ISLAMABAD - The government is all set to divest the shares of three public sector entities including Oil and Gas Company Limited (OGDCL) Pakistan Petroleum Limited (PPL) and United Bank Limited (UBL) before June 30 2014, which would generate Rs 137 billion.
“We are going to disinvest the shares of three public sector entities OGDCL, PPL and UBL within current fiscal year (before June 30 2014)”, said Minister of State for Privatization, Muhammad Zubair while talking to The Nation on Thursday. He further said that privatisation process take some time, therefore privatisation of other approved eight entities could not completed within ongoing financial year 2013-14.
The Privatisation Commission board had so far given approval of privatisation/ disinvestments of shares of 11 public sector entities. The 11 entities including Pakistan International Airlines (PIA), Oil and Gas Company Limited (OGDCL), Habib Bank Limited (HBL), United Bank Limited (UBL), Allied Bank Limited (ABL), Pakistan Petroleum Limited (PPL), National Power Construction Company (NPCC) and Heavy Electrical Complex, two Discos (Fesco and Lesco) and one Genco (TPS MuzaffarGarh 1350 MW).
However, the government would divest the shares of three public sector entities OGDCL, PPL and UBL before June 30 2014.
Finance Minister Senator Ishaq Dar on Thursday chaired a meeting to review the progress made by the Privatisation Commission in following the time line for the divestment of 3 entities already approved by the Cabinet Committee on Privatisation (CCoP).
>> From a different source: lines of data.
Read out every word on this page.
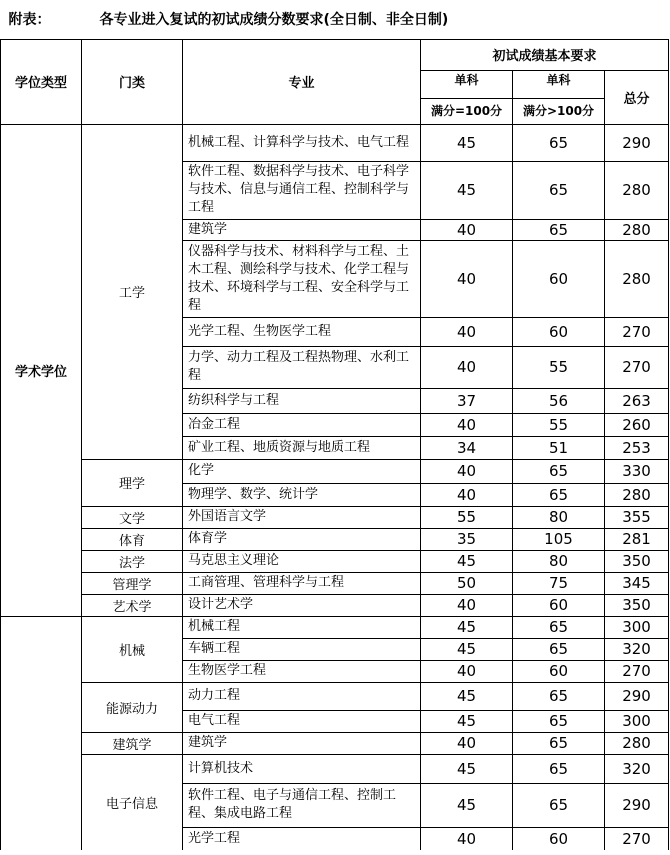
附表：	各专业进入复试的初试成绩分数要求(全日制、非全日制)				
学位类型	门类	专业	初试成绩基本要求		
			单科	单科	总分
			满分=100分	满分>100分	
学术学位	工学	机械工程、计算科学与技术、电气工程	45	65	290
		软件工程、数据科学与技术、电子科学与技术、信息与通信工程、控制科学与工程	45	65	280
		建筑学	40	65	280
		仪器科学与技术、材料科学与工程、土木工程、测绘科学与技术、化学工程与技术、环境科学与工程、安全科学与工程	40	60	280
		光学工程、生物医学工程	40	60	270
		力学、动力工程及工程热物理、水利工程	40	55	270
		纺织科学与工程	37	56	263
		冶金工程	40	55	260
		矿业工程、地质资源与地质工程	34	51	253
	理学	化学	40	65	330
		物理学、数学、统计学	40	65	280
	文学	外国语言文学	55	80	355
	体育	体育学	35	105	281
	法学	马克思主义理论	45	80	350
	管理学	工商管理、管理科学与工程	50	75	345
	艺术学	设计艺术学	40	60	350
	机械	机械工程	45	65	300
		车辆工程	45	65	320
		生物医学工程	40	60	270
	能源动力	动力工程	45	65	290
		电气工程	45	65	300
	建筑学	建筑学	40	65	280
	电子信息	计算机技术	45	65	320
		软件工程、电子与通信工程、控制工程、集成电路工程	45	65	290
		光学工程	40	60	270
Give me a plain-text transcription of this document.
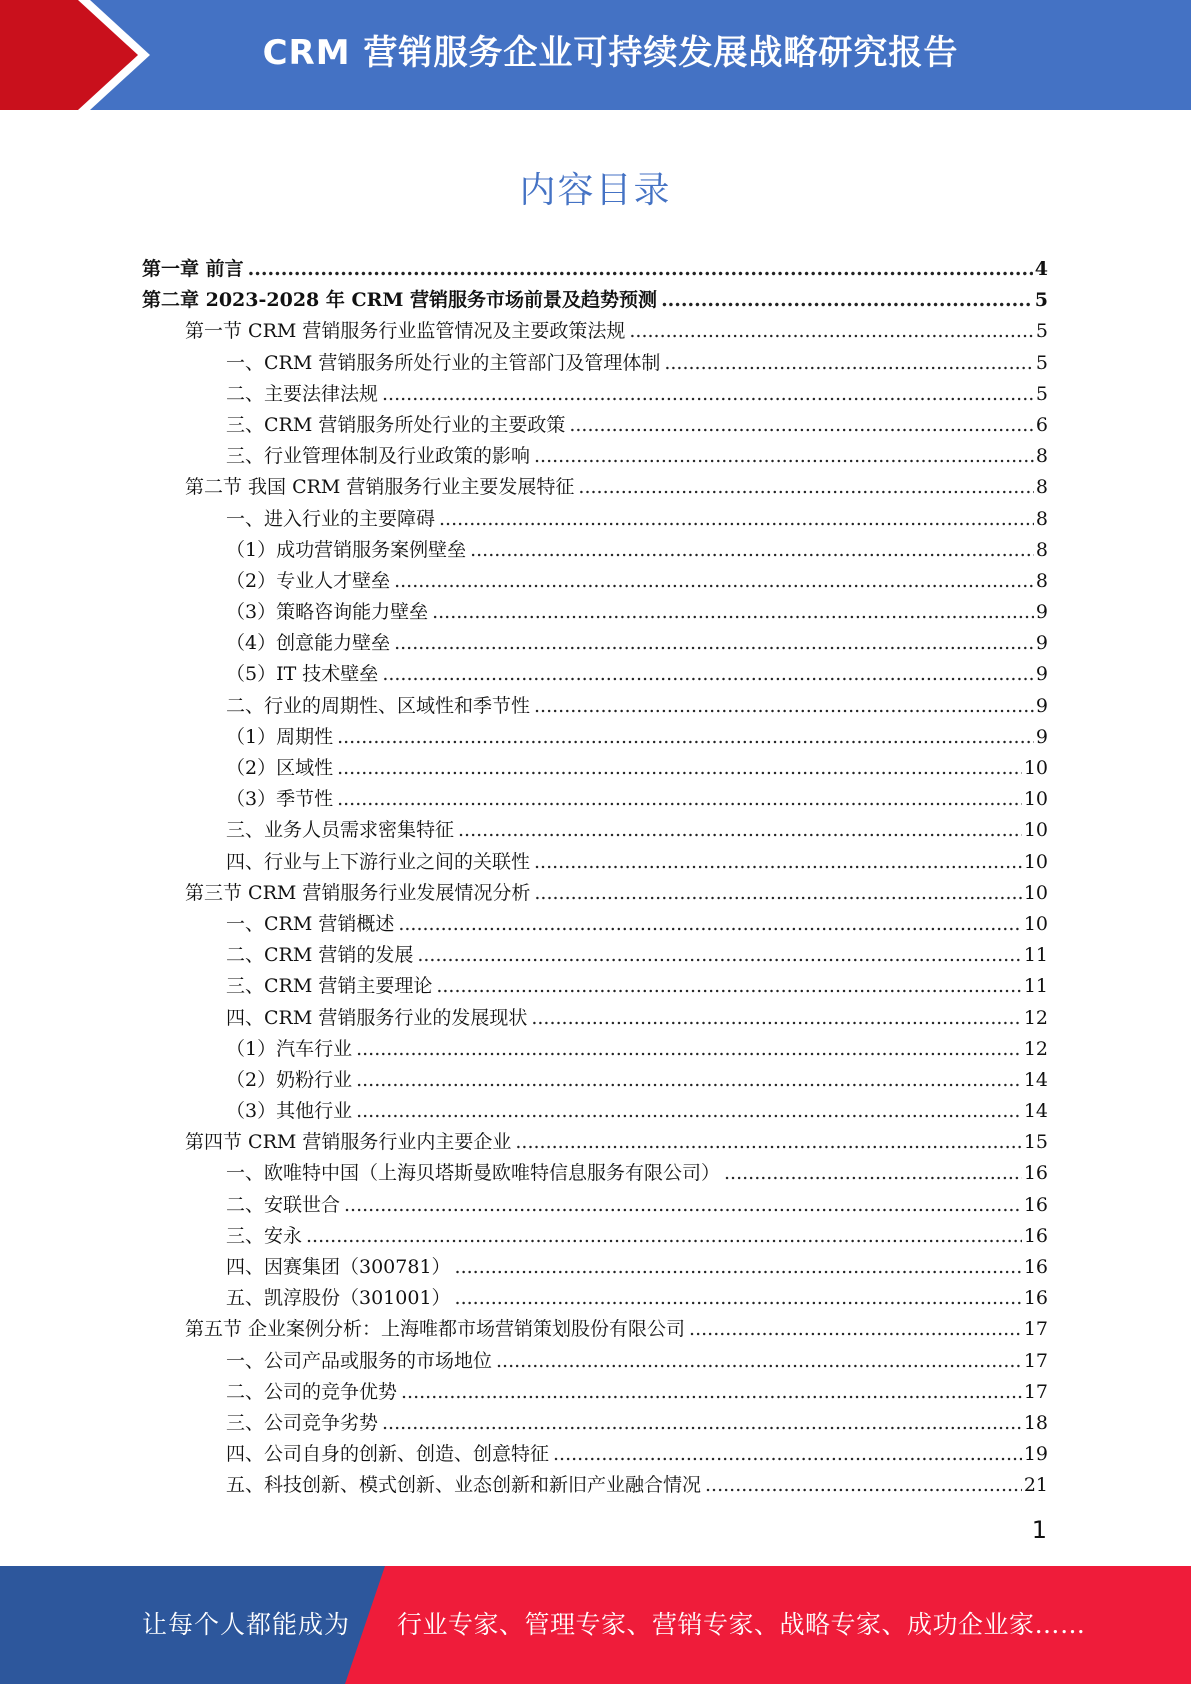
CRM 营销服务企业可持续发展战略研究报告
内容目录
第一章 前言 .....	4
第二章 2023-2028 年 CRM 营销服务市场前景及趋势预测 .....	5
第一节 CRM 营销服务行业监管情况及主要政策法规 .....	5
一、CRM 营销服务所处行业的主管部门及管理体制 .....	5
二、主要法律法规 .....	5
三、CRM 营销服务所处行业的主要政策 .....	6
三、行业管理体制及行业政策的影响 .....	8
第二节 我国 CRM 营销服务行业主要发展特征 .....	8
一、进入行业的主要障碍 .....	8
（1）成功营销服务案例壁垒 .....	8
（2）专业人才壁垒 .....	8
（3）策略咨询能力壁垒 .....	9
（4）创意能力壁垒 .....	9
（5）IT 技术壁垒 .....	9
二、行业的周期性、区域性和季节性 .....	9
（1）周期性 .....	9
（2）区域性 .....	10
（3）季节性 .....	10
三、业务人员需求密集特征 .....	10
四、行业与上下游行业之间的关联性 .....	10
第三节 CRM 营销服务行业发展情况分析 .....	10
一、CRM 营销概述 .....	10
二、CRM 营销的发展 .....	11
三、CRM 营销主要理论 .....	11
四、CRM 营销服务行业的发展现状 .....	12
（1）汽车行业 .....	12
（2）奶粉行业 .....	14
（3）其他行业 .....	14
第四节 CRM 营销服务行业内主要企业 .....	15
一、欧唯特中国（上海贝塔斯曼欧唯特信息服务有限公司） .....	16
二、安联世合 .....	16
三、安永 .....	16
四、因赛集团（300781） .....	16
五、凯淳股份（301001） .....	16
第五节 企业案例分析：上海唯都市场营销策划股份有限公司 .....	17
一、公司产品或服务的市场地位 .....	17
二、公司的竞争优势 .....	17
三、公司竞争劣势 .....	18
四、公司自身的创新、创造、创意特征 .....	19
五、科技创新、模式创新、业态创新和新旧产业融合情况 .....	21
1
让每个人都能成为 行业专家、管理专家、营销专家、战略专家、成功企业家……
Minister of State for Privatisation, Muhammad Zubair, in a detailed briefing, explained that the Commission has been working with complete vigilance and efficiency to balance the competing objectives of maximising sale proceeds while adequately addressing labour, social and environmental issues.
He said that, as the first step towards divesting shares in state owned entities, OGDCL, PPL and UBL will be offered to general public through prospective capital markets and the appointment of the Financial Advisors in this regard will be completed by the 3rd week of March, 2014. He informed that out of the total shares held by the Government of Pakistan, only 10 -20pc shares will be offered in the capital market and that will expectedly bring PKR.137 billion in proceeds.
The Federal Minister directed the Privatisation Commission to exercise due diligence in the preparation of the offer circular. The Federal Minister also said that wherever possible pre-strategic partnership restructuring will be undertaken by the government to act as a catalyst factor in attracting private sector strategic partnerships and investment. He said that while putting in place credible plans for restructuring, due process should not be compromised. He said that the whole process will also provide PSEs the incentive and flexibility to pursue long term investment plan thus liberating the Government from micro-management of PSEs.
The Federal Minister further directed the Chairman Privatisation Commission to bring out a detailed plan of the operations and the expected time lines to meet the targets in the next meeting. The meeting was also participated by Dr Waqar Masood, Secretary Finance, Moazzam Ali, Consultant Privatisation Commission, Assad Rasool, Senior Consultant Privatization Commission, Rana Assad Amin, Advisor to Finance Division, Special Assistant to Finance Minister, Shahid Mahmood and senior officials of the Ministry of Finance.